Rafael  Castillejo. /   Un día de la fría y extraña primavera de 2013 llegó Claudia -mi nieta- contando que en su colegio tenían unos nuevos y pequeños amigos que vivían dentro de una caja de cartón provista de unos diminutos agujeros en su tapa para que pudieran respirar. Según les había dicho su ‘profe’, eran gusanos de seda y, durante unas semanas, los verían comer muchas hojas de morera y crecer rápidamente hasta que decidieran despedirse creando un capullo de seda alrededor de sí mismos hasta desaparecer por completo.

Días después, se avistarían unos orificios por el que saldrían unas mariposas que, tras unirse con otras, pondrían cientos de diminutos huevos para acabar muriendo. Para quitarle dramatismo a la muerte de las mismas, también les había contado que, de aquellos huevos, nacerían cientos de gusanitos la primavera siguiente.

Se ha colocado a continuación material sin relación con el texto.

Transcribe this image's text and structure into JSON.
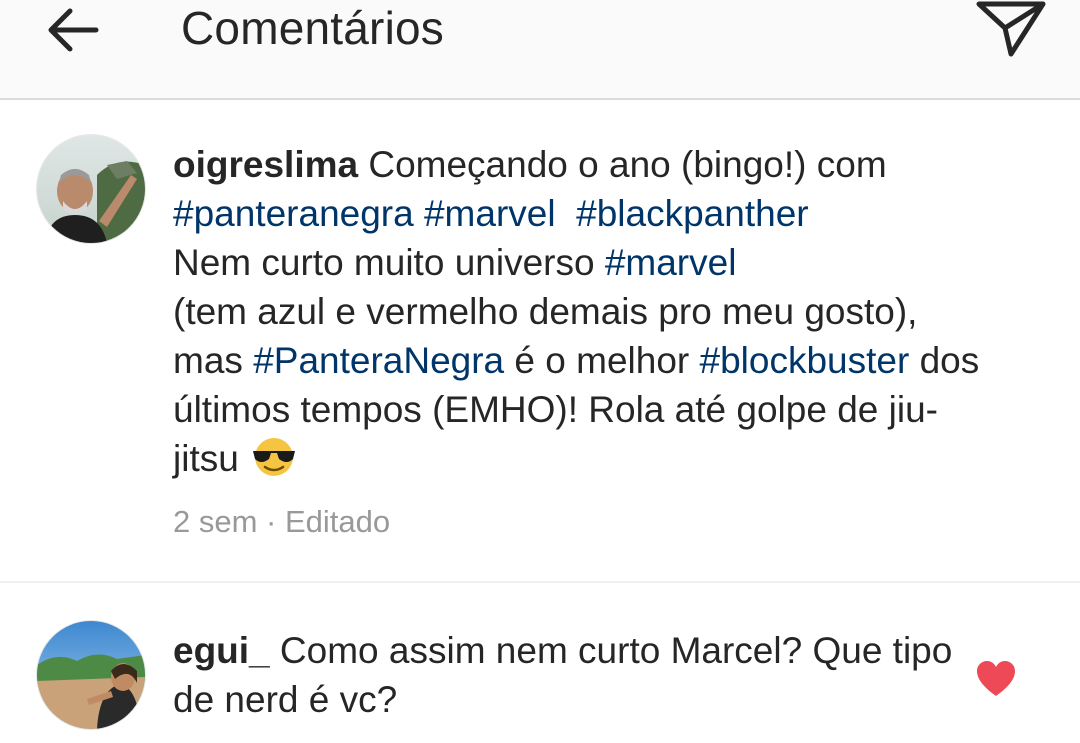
{
  "header": {
    "title": "Comentários",
    "back_icon": "arrow-left-icon",
    "send_icon": "paper-plane-icon"
  },
  "caption": {
    "username": "oigreslima",
    "text_parts": [
      {
        "t": "Começando o ano (bingo!) com ",
        "tag": false
      },
      {
        "t": "#panteranegra",
        "tag": true
      },
      {
        "t": " ",
        "tag": false
      },
      {
        "t": "#marvel",
        "tag": true
      },
      {
        "t": "  ",
        "tag": false
      },
      {
        "t": "#blackpanther",
        "tag": true
      },
      {
        "t": "\nNem curto muito universo ",
        "tag": false
      },
      {
        "t": "#marvel",
        "tag": true
      },
      {
        "t": "\n(tem azul e vermelho demais pro meu gosto), mas ",
        "tag": false
      },
      {
        "t": "#PanteraNegra",
        "tag": true
      },
      {
        "t": " é o melhor ",
        "tag": false
      },
      {
        "t": "#blockbuster",
        "tag": true
      },
      {
        "t": " dos últimos tempos (EMHO)! Rola até golpe de jiu-jitsu ",
        "tag": false
      }
    ],
    "emoji": "sunglasses-face-emoji",
    "time": "2 sem",
    "separator": "·",
    "edited": "Editado"
  },
  "comments": [
    {
      "username": "egui_",
      "text": "Como assim nem curto Marcel? Que tipo de nerd é vc?",
      "liked": true
    }
  ],
  "colors": {
    "hashtag": "#003569",
    "heart": "#ed4956",
    "meta": "#999999",
    "text": "#262626"
  }
}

Como pueden ustedes suponer, todo aquello me recordó mi infancia a mediados de los cincuenta, cuando mi relación con los gusanos de seda comenzaba a finales del invierno con la reserva de la caja de zapatos o alpargatas más nueva que tuviera para, en la primavera, agenciarme 2 ó 3 parejas de gusanos y albergarlos en ella. Mi madre los compraba a un chico que solía ponerse en los antiguos porches que formaban la confluencia de las desaparecidas calles de Cerdán y Escuelas Pías, es decir, en la Plaza de Lanuza, a las puertas del Mercado Central de Zaragoza.

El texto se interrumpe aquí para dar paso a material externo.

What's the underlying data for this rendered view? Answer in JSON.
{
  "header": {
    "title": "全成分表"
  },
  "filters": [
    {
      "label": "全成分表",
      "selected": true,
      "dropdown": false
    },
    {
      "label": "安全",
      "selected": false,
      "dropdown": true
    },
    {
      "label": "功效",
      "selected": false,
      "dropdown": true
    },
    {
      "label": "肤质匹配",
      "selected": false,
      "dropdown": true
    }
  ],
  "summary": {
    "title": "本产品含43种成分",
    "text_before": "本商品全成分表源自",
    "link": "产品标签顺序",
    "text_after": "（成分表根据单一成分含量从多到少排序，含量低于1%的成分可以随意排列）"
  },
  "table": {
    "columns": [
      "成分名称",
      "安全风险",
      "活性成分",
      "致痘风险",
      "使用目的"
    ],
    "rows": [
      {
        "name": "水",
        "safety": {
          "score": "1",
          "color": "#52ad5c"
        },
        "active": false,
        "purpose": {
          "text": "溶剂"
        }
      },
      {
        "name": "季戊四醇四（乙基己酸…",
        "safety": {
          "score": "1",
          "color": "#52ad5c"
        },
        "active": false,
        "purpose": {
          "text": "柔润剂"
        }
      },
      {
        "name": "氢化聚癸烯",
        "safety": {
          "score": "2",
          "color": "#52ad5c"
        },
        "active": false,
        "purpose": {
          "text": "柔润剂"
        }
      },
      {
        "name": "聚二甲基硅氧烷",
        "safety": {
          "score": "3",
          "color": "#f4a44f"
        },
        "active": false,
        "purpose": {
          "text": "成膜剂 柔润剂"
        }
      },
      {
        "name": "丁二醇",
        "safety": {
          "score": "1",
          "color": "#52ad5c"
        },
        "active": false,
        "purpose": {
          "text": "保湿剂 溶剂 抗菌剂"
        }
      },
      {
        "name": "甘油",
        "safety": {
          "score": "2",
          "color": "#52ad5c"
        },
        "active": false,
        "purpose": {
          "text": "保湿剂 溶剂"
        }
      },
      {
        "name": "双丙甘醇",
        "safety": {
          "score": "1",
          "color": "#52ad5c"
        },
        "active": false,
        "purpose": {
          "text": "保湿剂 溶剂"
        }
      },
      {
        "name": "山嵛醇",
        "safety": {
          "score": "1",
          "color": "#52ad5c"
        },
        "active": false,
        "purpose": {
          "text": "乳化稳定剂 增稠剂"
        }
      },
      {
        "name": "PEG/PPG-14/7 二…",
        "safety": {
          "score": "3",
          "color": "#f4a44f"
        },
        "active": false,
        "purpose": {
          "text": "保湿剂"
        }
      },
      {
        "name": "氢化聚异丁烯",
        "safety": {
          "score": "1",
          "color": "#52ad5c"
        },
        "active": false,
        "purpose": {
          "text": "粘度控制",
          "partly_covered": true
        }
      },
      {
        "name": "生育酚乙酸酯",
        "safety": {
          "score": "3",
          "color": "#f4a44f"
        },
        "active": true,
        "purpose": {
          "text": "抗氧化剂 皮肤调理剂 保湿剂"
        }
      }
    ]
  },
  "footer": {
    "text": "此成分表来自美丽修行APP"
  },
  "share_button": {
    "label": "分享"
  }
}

Tenía preferencia por aquellos blancos con rayas negras. El mayor inconveniente era alimentarlos, ya que comen exclusivamente esas hojas frescas de morera que comentaba al principio y había que cogerlas directamente de los árboles.  En mi barrio (Torrero), esta especie se encuentra plantada a ambos lados de la Avenida de América, pero nunca estuve dotado para trepar por ellos, así que siempre recurría a un chaval de mi barrio al que llamaban ‘El Mono’ y que, como pueden imaginar, se subía a un árbol con la misma facilidad que un chimpancé. Solía recompensarle con tebeos o cromos.  A pesar de su corta edad, ‘El Mono’ nunca hacía nada por amor al arte. Con el tiempo, es lógico que se convirtiera en un próspero comerciante.

Volviendo con mis pequeños amigos (los gusanos), es imposible saber la cantidad de horas que pasé cada año contemplando toda su evolución.  Se me hacía muy corta su vida hasta desaparecer ante mis ojos enrollados por su propio hilo de seda con el que fabricaban el capullo que habría de convertirse en su tumba. Una curiosa tumba de la que unos diez días después habría de salir la mariposa que se encargaría de perpetuar su especie a base de poner huevos a discreción hasta morir, lo mismo que antes había muerto el gusano. Vida y muerte, muerte y vida, todo ello explicado por los propios protagonistas de aquella historia con absoluta naturalidad y sin dramatismo alguno.Tras aquella experiencia, llegaba el verano con sus juegos en la calle y baños en aquellos ríos sin contaminar mientras la caja de cartón con cientos de huevos aguardaba en el trastero la llegada de la próxima primavera.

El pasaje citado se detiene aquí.